30分後、レストランから朝食が届いた。
田口優里は心ここにあらずという様子で、茶碗の中のお粥を見つめたまま、なかなか一口も口にしなかった。
野井北尾は無言のまま、ため息をついた。
先ほど彼が告白した後、田口優里はずっとこの状態だった。
何も言わず、何の反応もない。
彼女が何を考えているのか、どんな答えを自分に返すのか分からず、野井北尾はとても不安だった。
彼は朝食に多くの種類を買っておいたが、テーブルに並べた時、ある問題に気づいた。
彼は田口優里が何を好んで食べるのか知らなかったのだ。
これまではいつも田口優里が彼の好みに合わせてくれていた。
彼は一度も田口優里の好みに関心を持ったことがなかった。
彼の印象では、田口優里は好き嫌いがないようだった。
そう言えば、それは間違いではない。
田口優里は確かに好き嫌いがなかった。
彼女は幼い頃から祖父と一緒に育ち、お年寄りから食べ物を無駄にしてはいけないと教えられていた。

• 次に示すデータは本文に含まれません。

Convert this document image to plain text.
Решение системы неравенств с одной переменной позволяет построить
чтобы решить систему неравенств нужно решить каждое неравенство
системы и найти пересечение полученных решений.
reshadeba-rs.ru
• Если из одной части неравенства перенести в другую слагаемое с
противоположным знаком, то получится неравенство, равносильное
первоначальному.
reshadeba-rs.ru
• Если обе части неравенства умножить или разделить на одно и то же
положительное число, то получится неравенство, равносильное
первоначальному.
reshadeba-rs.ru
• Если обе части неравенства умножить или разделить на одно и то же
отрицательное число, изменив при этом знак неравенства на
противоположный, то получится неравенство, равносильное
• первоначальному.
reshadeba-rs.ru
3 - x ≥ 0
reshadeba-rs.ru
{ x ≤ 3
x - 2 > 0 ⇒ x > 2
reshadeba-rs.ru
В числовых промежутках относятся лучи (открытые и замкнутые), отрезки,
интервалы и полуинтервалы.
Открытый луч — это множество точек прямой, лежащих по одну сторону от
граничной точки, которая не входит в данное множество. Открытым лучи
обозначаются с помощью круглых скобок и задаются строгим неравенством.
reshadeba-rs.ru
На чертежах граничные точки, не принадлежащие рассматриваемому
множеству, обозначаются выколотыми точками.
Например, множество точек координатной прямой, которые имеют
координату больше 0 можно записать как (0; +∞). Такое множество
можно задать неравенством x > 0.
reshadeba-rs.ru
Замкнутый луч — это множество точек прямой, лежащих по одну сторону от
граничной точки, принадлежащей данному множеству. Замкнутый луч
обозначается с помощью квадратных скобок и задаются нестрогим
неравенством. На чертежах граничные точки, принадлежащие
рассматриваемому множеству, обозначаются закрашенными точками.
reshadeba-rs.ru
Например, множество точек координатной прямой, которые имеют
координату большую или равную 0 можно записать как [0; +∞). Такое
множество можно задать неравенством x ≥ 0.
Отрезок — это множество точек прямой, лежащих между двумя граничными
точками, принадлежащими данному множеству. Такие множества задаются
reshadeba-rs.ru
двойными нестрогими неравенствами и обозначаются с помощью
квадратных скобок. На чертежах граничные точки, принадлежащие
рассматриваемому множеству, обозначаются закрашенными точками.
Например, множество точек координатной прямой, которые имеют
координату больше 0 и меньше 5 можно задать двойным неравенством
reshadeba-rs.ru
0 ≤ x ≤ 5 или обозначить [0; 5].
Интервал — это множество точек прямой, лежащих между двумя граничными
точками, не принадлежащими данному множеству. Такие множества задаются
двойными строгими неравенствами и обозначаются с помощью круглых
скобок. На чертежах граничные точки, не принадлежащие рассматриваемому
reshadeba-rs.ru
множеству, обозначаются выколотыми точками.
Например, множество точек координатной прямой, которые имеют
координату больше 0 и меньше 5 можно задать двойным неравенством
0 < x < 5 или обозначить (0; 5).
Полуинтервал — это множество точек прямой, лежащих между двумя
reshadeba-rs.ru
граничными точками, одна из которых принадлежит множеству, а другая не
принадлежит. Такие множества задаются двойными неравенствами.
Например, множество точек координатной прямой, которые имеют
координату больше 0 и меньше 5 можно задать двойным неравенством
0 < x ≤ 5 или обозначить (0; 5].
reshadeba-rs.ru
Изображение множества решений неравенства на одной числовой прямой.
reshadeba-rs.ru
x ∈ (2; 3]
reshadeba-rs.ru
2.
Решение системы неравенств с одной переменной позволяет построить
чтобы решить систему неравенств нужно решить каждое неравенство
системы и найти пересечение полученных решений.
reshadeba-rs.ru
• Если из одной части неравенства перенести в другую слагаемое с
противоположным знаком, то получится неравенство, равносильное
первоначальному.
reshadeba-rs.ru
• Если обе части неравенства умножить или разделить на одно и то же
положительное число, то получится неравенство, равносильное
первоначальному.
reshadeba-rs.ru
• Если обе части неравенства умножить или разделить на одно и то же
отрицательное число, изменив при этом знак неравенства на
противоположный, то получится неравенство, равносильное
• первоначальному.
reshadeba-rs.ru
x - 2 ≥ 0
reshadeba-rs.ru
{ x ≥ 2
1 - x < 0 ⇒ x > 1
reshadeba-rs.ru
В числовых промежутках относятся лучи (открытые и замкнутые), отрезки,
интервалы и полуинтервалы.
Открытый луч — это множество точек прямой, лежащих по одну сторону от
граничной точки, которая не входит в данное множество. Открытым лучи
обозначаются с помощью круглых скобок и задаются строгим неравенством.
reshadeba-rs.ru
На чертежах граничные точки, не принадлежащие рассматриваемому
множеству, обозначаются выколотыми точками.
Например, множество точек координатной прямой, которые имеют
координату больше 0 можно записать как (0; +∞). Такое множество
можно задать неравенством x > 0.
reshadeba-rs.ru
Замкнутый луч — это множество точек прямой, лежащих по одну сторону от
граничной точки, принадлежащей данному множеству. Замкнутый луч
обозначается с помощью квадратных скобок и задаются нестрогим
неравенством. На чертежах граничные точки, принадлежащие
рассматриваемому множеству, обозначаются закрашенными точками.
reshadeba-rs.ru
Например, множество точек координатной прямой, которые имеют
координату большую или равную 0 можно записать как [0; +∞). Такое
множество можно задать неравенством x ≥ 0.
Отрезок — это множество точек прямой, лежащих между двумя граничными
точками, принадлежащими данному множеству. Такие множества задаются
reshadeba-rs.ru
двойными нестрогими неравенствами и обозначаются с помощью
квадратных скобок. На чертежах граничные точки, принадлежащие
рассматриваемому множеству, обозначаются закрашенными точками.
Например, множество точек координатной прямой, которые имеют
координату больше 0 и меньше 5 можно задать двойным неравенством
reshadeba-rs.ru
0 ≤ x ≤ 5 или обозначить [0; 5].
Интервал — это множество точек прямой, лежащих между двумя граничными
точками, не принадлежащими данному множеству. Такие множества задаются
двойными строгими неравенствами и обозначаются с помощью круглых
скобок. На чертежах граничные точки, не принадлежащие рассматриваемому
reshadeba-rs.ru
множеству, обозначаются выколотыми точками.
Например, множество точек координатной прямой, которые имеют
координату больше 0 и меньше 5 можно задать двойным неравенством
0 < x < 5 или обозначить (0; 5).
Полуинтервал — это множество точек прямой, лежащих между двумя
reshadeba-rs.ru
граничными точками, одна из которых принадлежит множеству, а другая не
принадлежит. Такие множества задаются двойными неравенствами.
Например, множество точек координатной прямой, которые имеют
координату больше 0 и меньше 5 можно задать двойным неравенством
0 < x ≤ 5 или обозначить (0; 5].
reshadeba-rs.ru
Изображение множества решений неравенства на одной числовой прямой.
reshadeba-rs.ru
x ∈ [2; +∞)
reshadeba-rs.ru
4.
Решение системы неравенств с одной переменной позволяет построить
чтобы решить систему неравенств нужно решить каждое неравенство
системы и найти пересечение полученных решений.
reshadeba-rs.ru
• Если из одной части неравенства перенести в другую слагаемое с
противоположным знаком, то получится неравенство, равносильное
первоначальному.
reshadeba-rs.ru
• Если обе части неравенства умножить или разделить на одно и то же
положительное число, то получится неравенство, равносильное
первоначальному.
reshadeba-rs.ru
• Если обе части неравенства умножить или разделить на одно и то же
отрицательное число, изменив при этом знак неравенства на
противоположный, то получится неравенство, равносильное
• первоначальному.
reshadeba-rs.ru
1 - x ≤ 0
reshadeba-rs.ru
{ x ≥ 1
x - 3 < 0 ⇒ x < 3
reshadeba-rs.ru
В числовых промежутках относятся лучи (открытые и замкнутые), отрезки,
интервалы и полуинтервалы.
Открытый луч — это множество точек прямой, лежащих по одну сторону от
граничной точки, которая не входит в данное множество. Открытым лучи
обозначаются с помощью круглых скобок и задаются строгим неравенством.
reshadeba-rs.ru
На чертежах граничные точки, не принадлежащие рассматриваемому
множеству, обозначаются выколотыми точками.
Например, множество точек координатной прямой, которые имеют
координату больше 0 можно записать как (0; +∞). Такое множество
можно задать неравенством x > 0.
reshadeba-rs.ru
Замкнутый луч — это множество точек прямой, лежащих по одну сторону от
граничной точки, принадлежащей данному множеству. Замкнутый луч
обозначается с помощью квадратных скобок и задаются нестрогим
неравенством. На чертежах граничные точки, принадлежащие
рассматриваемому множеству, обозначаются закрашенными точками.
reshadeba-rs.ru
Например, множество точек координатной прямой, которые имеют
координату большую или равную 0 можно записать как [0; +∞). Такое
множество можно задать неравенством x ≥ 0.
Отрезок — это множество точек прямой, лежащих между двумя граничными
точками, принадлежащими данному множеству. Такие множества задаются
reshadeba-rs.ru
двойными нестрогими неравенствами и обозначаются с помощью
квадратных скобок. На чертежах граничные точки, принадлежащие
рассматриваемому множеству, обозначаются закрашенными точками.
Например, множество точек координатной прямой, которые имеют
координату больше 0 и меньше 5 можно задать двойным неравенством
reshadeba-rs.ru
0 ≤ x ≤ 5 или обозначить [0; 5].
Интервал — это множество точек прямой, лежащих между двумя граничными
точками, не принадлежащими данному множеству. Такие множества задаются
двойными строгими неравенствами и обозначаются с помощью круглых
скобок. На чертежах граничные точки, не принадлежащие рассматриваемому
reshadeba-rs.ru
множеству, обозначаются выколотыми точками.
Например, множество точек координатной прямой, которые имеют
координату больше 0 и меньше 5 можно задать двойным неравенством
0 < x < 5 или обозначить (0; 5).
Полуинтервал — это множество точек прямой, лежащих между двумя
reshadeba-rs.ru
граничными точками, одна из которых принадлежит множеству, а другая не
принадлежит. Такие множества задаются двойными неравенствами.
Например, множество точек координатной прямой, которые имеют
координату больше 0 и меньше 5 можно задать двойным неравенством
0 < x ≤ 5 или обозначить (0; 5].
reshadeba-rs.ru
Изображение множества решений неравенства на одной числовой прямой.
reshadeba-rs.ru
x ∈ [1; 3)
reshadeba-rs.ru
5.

だから、どんな食べ物でも、テーブルに出されたら、おとなしく全部食べていた。
しかし実際には、彼女にも好みはあった。
野井北尾がそれを知らないだけだった。
彼女にカニ入り肉まんを取り分けながら、野井北尾は言った。「お粥も冷めたから、飲めるよ」
田口優里はようやく我に返り、静かにお粥を一杯飲み干した。
朝食を終えると、そろそろ出勤の時間だった。
野井北尾が彼女を送ることになり、二人が車に乗り込むと、田口優里は運転席を見て尋ねた。「伊藤さんは?」
伊藤隆治は、以前の運転手だった。
野井北尾は説明した。「彼は会社の他の部署に異動になった」
昨夜はまだいたのに、今朝早くに異動?
田口優里は数秒間黙った後、口を開いた。「私のせい?」
野井北尾は率直に答えた。「違う。彼は何年も私について働いてきたから、部署で経験を積んで、独り立ちできるようになるんだ」
田口優里はようやく安心した。「それならいいわ」
道中、田口優里はそれ以上何も言わなかった。